Quando conversamos sobre os pilares que ergueram a galáxia muito, muito distante, nomes como George Lucas, John Williams e Ralph McQuarrie surgem quase instantaneamente. Mas qualquer fã que conheça os bastidores da nossa saga favorita sabe que um dos maiores heróis de Star Wars não empunhava um sabre de luz, mas sim uma tesoura de edição.
É com o coração pesado que noticiamos que a nossa comunidade se despede de uma verdadeira lenda. A brilhante Marcia Lucas, vencedora do Oscar pela montagem do Star Wars original (1977) e uma das figuras mais influentes do cinema dos anos 1970, faleceu aos 80 anos.
De acordo com o advogado da família, Marcia nos deixou na última quarta-feira, em sua casa de férias em Rancho Mirage, na Califórnia, após uma corajosa batalha contra o câncer.
Muito Mais que “A Esposa do Diretor”
Embora seja frequentemente lembrada pelo grande público como a ex-esposa de George Lucas (com quem foi casada de 1969 a 1983), o legado de Marcia fala por si só. A família a homenageou como uma verdadeira pioneira para as mulheres na indústria cinematográfica, destacando seu talento inigualável para encontrar o “coração” de uma história.
Segundo o comunicado oficial, seu trabalho era conhecido por ter uma inteligência emocional rara, trazendo clareza, ritmo e humanidade para a tela. E se você acha que o currículo dela se resume a filmes com naves espaciais, vale lembrar que Marcia editou nada menos que três dos melhores filmes de Martin Scorsese na década de 70: Alice Não Mora Mais Aqui, Taxi Driver e New York, New York, além de ser indicada ao Oscar por American Graffiti (Loucuras de Verão).
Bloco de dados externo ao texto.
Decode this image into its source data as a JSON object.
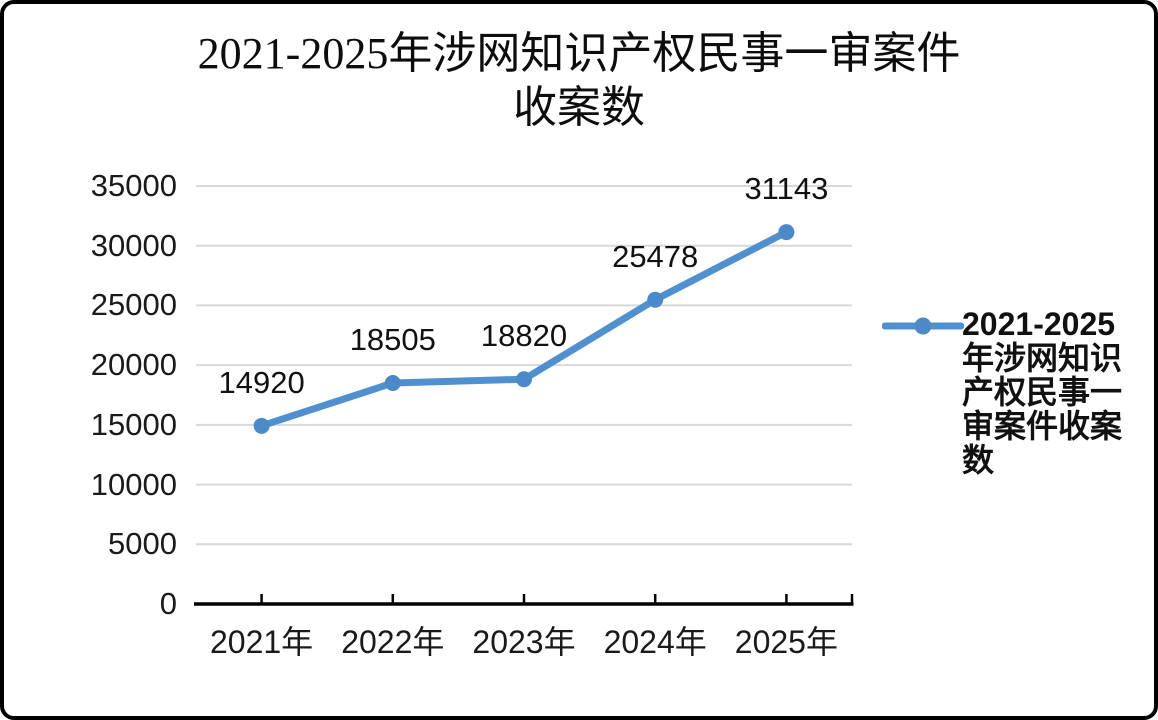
{
  "chart_data": {
    "type": "line",
    "title": "2021-2025年涉网知识产权民事一审案件收案数",
    "title_lines": [
      "2021-2025年涉网知识产权民事一审案件",
      "收案数"
    ],
    "categories": [
      "2021年",
      "2022年",
      "2023年",
      "2024年",
      "2025年"
    ],
    "series": [
      {
        "name": "2021-2025年涉网知识产权民事一审案件收案数",
        "values": [
          14920,
          18505,
          18820,
          25478,
          31143
        ],
        "color": "#5190cf"
      }
    ],
    "y_axis": {
      "min": 0,
      "max": 35000,
      "step": 5000,
      "ticks": [
        0,
        5000,
        10000,
        15000,
        20000,
        25000,
        30000,
        35000
      ]
    },
    "grid": true,
    "data_labels_shown": true,
    "legend_position": "right",
    "colors": {
      "line": "#5190cf",
      "marker": "#4c89c8",
      "gridline": "#d9d9d9",
      "axis": "#000000",
      "text": "#1a1a1a"
    }
  }
}
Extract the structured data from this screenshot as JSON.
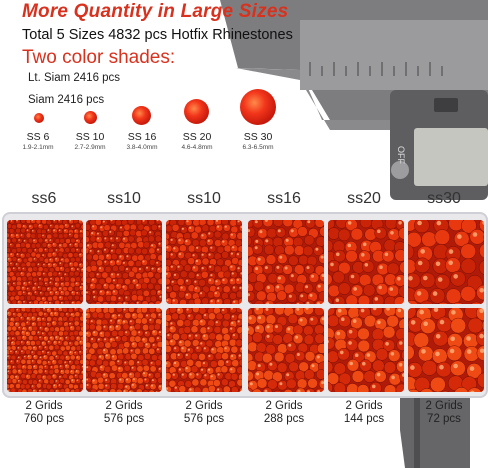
{
  "header": {
    "headline": "More Quantity in Large Sizes",
    "subline": "Total 5 Sizes 4832 pcs Hotfix Rhinestones",
    "shades_title": "Two color shades:",
    "shade_1": "Lt. Siam 2416 pcs",
    "shade_2": "Siam 2416 pcs"
  },
  "sizes": [
    {
      "name": "SS 6",
      "range": "1.9-2.1mm"
    },
    {
      "name": "SS 10",
      "range": "2.7-2.9mm"
    },
    {
      "name": "SS 16",
      "range": "3.8-4.0mm"
    },
    {
      "name": "SS 20",
      "range": "4.6-4.8mm"
    },
    {
      "name": "SS 30",
      "range": "6.3-6.5mm"
    }
  ],
  "columns": [
    "ss6",
    "ss10",
    "ss10",
    "ss16",
    "ss20",
    "ss30"
  ],
  "footer": [
    {
      "grids": "2 Grids",
      "pcs": "760 pcs"
    },
    {
      "grids": "2 Grids",
      "pcs": "576 pcs"
    },
    {
      "grids": "2 Grids",
      "pcs": "576 pcs"
    },
    {
      "grids": "2 Grids",
      "pcs": "288 pcs"
    },
    {
      "grids": "2 Grids",
      "pcs": "144 pcs"
    },
    {
      "grids": "2 Grids",
      "pcs": "72 pcs"
    }
  ],
  "caliper": {
    "readout_label": "OFF"
  },
  "colors": {
    "accent": "#d8321f",
    "gem": "#e0300f"
  }
}
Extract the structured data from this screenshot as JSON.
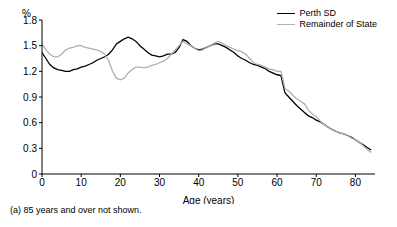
{
  "chart_data": {
    "type": "line",
    "y_label": "%",
    "x_label": "Age (years)",
    "annotation": "(a) 85 years and over not shown.",
    "legend": "top-right",
    "grid": false,
    "xlim": [
      0,
      85
    ],
    "xticks": [
      0,
      10,
      20,
      30,
      40,
      50,
      60,
      70,
      80
    ],
    "ylim": [
      0,
      1.8
    ],
    "yticks": [
      0,
      0.3,
      0.6,
      0.9,
      1.2,
      1.5,
      1.8
    ],
    "x": [
      0,
      1,
      2,
      3,
      4,
      5,
      6,
      7,
      8,
      9,
      10,
      11,
      12,
      13,
      14,
      15,
      16,
      17,
      18,
      19,
      20,
      21,
      22,
      23,
      24,
      25,
      26,
      27,
      28,
      29,
      30,
      31,
      32,
      33,
      34,
      35,
      36,
      37,
      38,
      39,
      40,
      41,
      42,
      43,
      44,
      45,
      46,
      47,
      48,
      49,
      50,
      51,
      52,
      53,
      54,
      55,
      56,
      57,
      58,
      59,
      60,
      61,
      62,
      63,
      64,
      65,
      66,
      67,
      68,
      69,
      70,
      71,
      72,
      73,
      74,
      75,
      76,
      77,
      78,
      79,
      80,
      81,
      82,
      83,
      84
    ],
    "series": [
      {
        "name": "Perth SD",
        "color": "#000000",
        "values": [
          1.42,
          1.35,
          1.28,
          1.24,
          1.22,
          1.21,
          1.2,
          1.2,
          1.22,
          1.23,
          1.25,
          1.26,
          1.28,
          1.3,
          1.33,
          1.35,
          1.37,
          1.4,
          1.45,
          1.52,
          1.55,
          1.58,
          1.6,
          1.58,
          1.55,
          1.5,
          1.46,
          1.42,
          1.39,
          1.38,
          1.37,
          1.38,
          1.4,
          1.4,
          1.42,
          1.48,
          1.57,
          1.55,
          1.5,
          1.47,
          1.45,
          1.46,
          1.48,
          1.5,
          1.52,
          1.52,
          1.5,
          1.48,
          1.45,
          1.42,
          1.38,
          1.35,
          1.33,
          1.3,
          1.28,
          1.27,
          1.25,
          1.23,
          1.2,
          1.18,
          1.16,
          1.15,
          0.95,
          0.9,
          0.85,
          0.8,
          0.76,
          0.72,
          0.68,
          0.66,
          0.63,
          0.61,
          0.58,
          0.55,
          0.52,
          0.5,
          0.48,
          0.47,
          0.45,
          0.43,
          0.4,
          0.37,
          0.34,
          0.31,
          0.28
        ]
      },
      {
        "name": "Remainder of State",
        "color": "#b0b0b0",
        "values": [
          1.52,
          1.45,
          1.4,
          1.37,
          1.37,
          1.4,
          1.45,
          1.47,
          1.48,
          1.5,
          1.5,
          1.48,
          1.47,
          1.46,
          1.45,
          1.43,
          1.4,
          1.33,
          1.2,
          1.12,
          1.1,
          1.12,
          1.18,
          1.22,
          1.25,
          1.25,
          1.24,
          1.25,
          1.27,
          1.28,
          1.3,
          1.32,
          1.35,
          1.4,
          1.45,
          1.5,
          1.55,
          1.52,
          1.5,
          1.47,
          1.44,
          1.45,
          1.48,
          1.5,
          1.53,
          1.55,
          1.53,
          1.5,
          1.48,
          1.46,
          1.44,
          1.43,
          1.4,
          1.35,
          1.3,
          1.28,
          1.27,
          1.25,
          1.23,
          1.22,
          1.2,
          1.2,
          1.0,
          0.97,
          0.92,
          0.88,
          0.85,
          0.82,
          0.75,
          0.7,
          0.67,
          0.62,
          0.58,
          0.55,
          0.52,
          0.5,
          0.48,
          0.47,
          0.45,
          0.42,
          0.4,
          0.37,
          0.33,
          0.29,
          0.25
        ]
      }
    ]
  }
}
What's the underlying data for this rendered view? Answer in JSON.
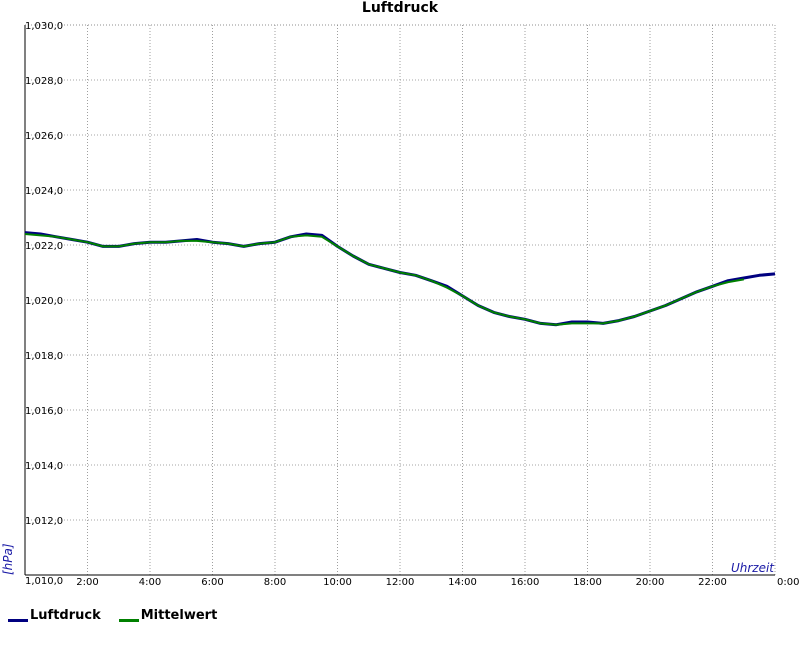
{
  "chart_data": {
    "type": "line",
    "title": "Luftdruck",
    "xlabel": "Uhrzeit",
    "ylabel": "[hPa]",
    "xlim": [
      "0:00",
      "24:00"
    ],
    "ylim": [
      1010.0,
      1030.0
    ],
    "x_ticks": [
      "2:00",
      "4:00",
      "6:00",
      "8:00",
      "10:00",
      "12:00",
      "14:00",
      "16:00",
      "18:00",
      "20:00",
      "22:00",
      "0:00"
    ],
    "y_ticks": [
      "1,010,0",
      "1,012,0",
      "1,014,0",
      "1,016,0",
      "1,018,0",
      "1,020,0",
      "1,022,0",
      "1,024,0",
      "1,026,0",
      "1,028,0",
      "1,030,0"
    ],
    "grid": true,
    "legend_position": "bottom-left",
    "series": [
      {
        "name": "Luftdruck",
        "color": "#000080",
        "x": [
          "0:00",
          "0:30",
          "1:00",
          "1:30",
          "2:00",
          "2:30",
          "3:00",
          "3:30",
          "4:00",
          "4:30",
          "5:00",
          "5:30",
          "6:00",
          "6:30",
          "7:00",
          "7:30",
          "8:00",
          "8:30",
          "9:00",
          "9:30",
          "10:00",
          "10:30",
          "11:00",
          "11:30",
          "12:00",
          "12:30",
          "13:00",
          "13:30",
          "14:00",
          "14:30",
          "15:00",
          "15:30",
          "16:00",
          "16:30",
          "17:00",
          "17:30",
          "18:00",
          "18:30",
          "19:00",
          "19:30",
          "20:00",
          "20:30",
          "21:00",
          "21:30",
          "22:00",
          "22:30",
          "23:00",
          "23:30",
          "24:00"
        ],
        "values": [
          1022.45,
          1022.4,
          1022.3,
          1022.2,
          1022.1,
          1021.95,
          1021.95,
          1022.05,
          1022.1,
          1022.1,
          1022.15,
          1022.2,
          1022.1,
          1022.05,
          1021.95,
          1022.05,
          1022.1,
          1022.3,
          1022.4,
          1022.35,
          1021.95,
          1021.6,
          1021.3,
          1021.15,
          1021.0,
          1020.9,
          1020.7,
          1020.5,
          1020.15,
          1019.8,
          1019.55,
          1019.4,
          1019.3,
          1019.15,
          1019.1,
          1019.2,
          1019.2,
          1019.15,
          1019.25,
          1019.4,
          1019.6,
          1019.8,
          1020.05,
          1020.3,
          1020.5,
          1020.7,
          1020.8,
          1020.9,
          1020.95
        ]
      },
      {
        "name": "Mittelwert",
        "color": "#008000",
        "x": [
          "0:00",
          "0:30",
          "1:00",
          "1:30",
          "2:00",
          "2:30",
          "3:00",
          "3:30",
          "4:00",
          "4:30",
          "5:00",
          "5:30",
          "6:00",
          "6:30",
          "7:00",
          "7:30",
          "8:00",
          "8:30",
          "9:00",
          "9:30",
          "10:00",
          "10:30",
          "11:00",
          "11:30",
          "12:00",
          "12:30",
          "13:00",
          "13:30",
          "14:00",
          "14:30",
          "15:00",
          "15:30",
          "16:00",
          "16:30",
          "17:00",
          "17:30",
          "18:00",
          "18:30",
          "19:00",
          "19:30",
          "20:00",
          "20:30",
          "21:00",
          "21:30",
          "22:00",
          "22:30",
          "23:00"
        ],
        "values": [
          1022.4,
          1022.35,
          1022.3,
          1022.2,
          1022.1,
          1021.95,
          1021.95,
          1022.05,
          1022.1,
          1022.1,
          1022.15,
          1022.15,
          1022.1,
          1022.05,
          1021.95,
          1022.05,
          1022.1,
          1022.3,
          1022.35,
          1022.3,
          1021.95,
          1021.6,
          1021.3,
          1021.15,
          1021.0,
          1020.9,
          1020.7,
          1020.45,
          1020.15,
          1019.8,
          1019.55,
          1019.4,
          1019.3,
          1019.15,
          1019.1,
          1019.15,
          1019.15,
          1019.15,
          1019.25,
          1019.4,
          1019.6,
          1019.8,
          1020.05,
          1020.3,
          1020.5,
          1020.65,
          1020.75
        ]
      }
    ]
  }
}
A Magia na Ilha de Edição: Como Ela Salvou a Batalha de Yavin
Para nós, fãs de Star Wars, a influência de Marcia no filme original é simplesmente incalculável. Sabe a icônica Batalha de Yavin, com o ataque à Estrela da Morte? Aquela sequência insana levou impressionantes oito semanas para ser montada por ela devido à sua complexidade técnica e narrativa.
Mais do que apenas juntar pedaços de filme, Marcia entendia o público. Foi ela quem cravou uma das maiores verdades da saga: se o público não vibrasse e aplaudisse quando Han Solo volta no último segundo na Millennium Falcon para salvar Luke, o filme inteiro teria fracassado. Ela construiu a tensão exata para que esse momento fosse catártico.
O Fim de Obi-Wan e o Coração da Trilogia
E as contribuições dela para a construção do cânone não pararam por aí. Foi Marcia quem sugeriu a George Lucas que seria uma boa ideia matar Obi-Wan Kenobi no primeiro filme, dando um peso emocional real à jornada de Luke e um senso de urgência à trama.
Ela também retornou para editar O Retorno de Jedi, ajudando a moldar novamente os momentos mais profundos e emocionais da conclusão da trilogia original. É seguro dizer que o núcleo emocional que nos fez amar Star Wars durante todas essas décadas seria completamente diferente — e possivelmente muito mais frio — sem o toque de Marcia.
Um Legado Indelével
Marcia deixa as filhas Amanda Lucas e Amy Soper, os netos Felix, Aeliana e Knox, além de sua família do coração, Sarah Dyer e Jon Taylor. Neste momento difícil, nossos pensamentos estão com sua família e amigos.
Aqui na Sociedade Jedi, nossa singela homenagem é reconhecer o óbvio: nós não estaríamos aqui, quase 50 anos depois, debatendo teorias e nos emocionando com essa galáxia, se Marcia Lucas não tivesse sentado naquela sala de edição e costurado a magia com as próprias mãos.
Descanse em paz e que a Força esteja com você. Sempre.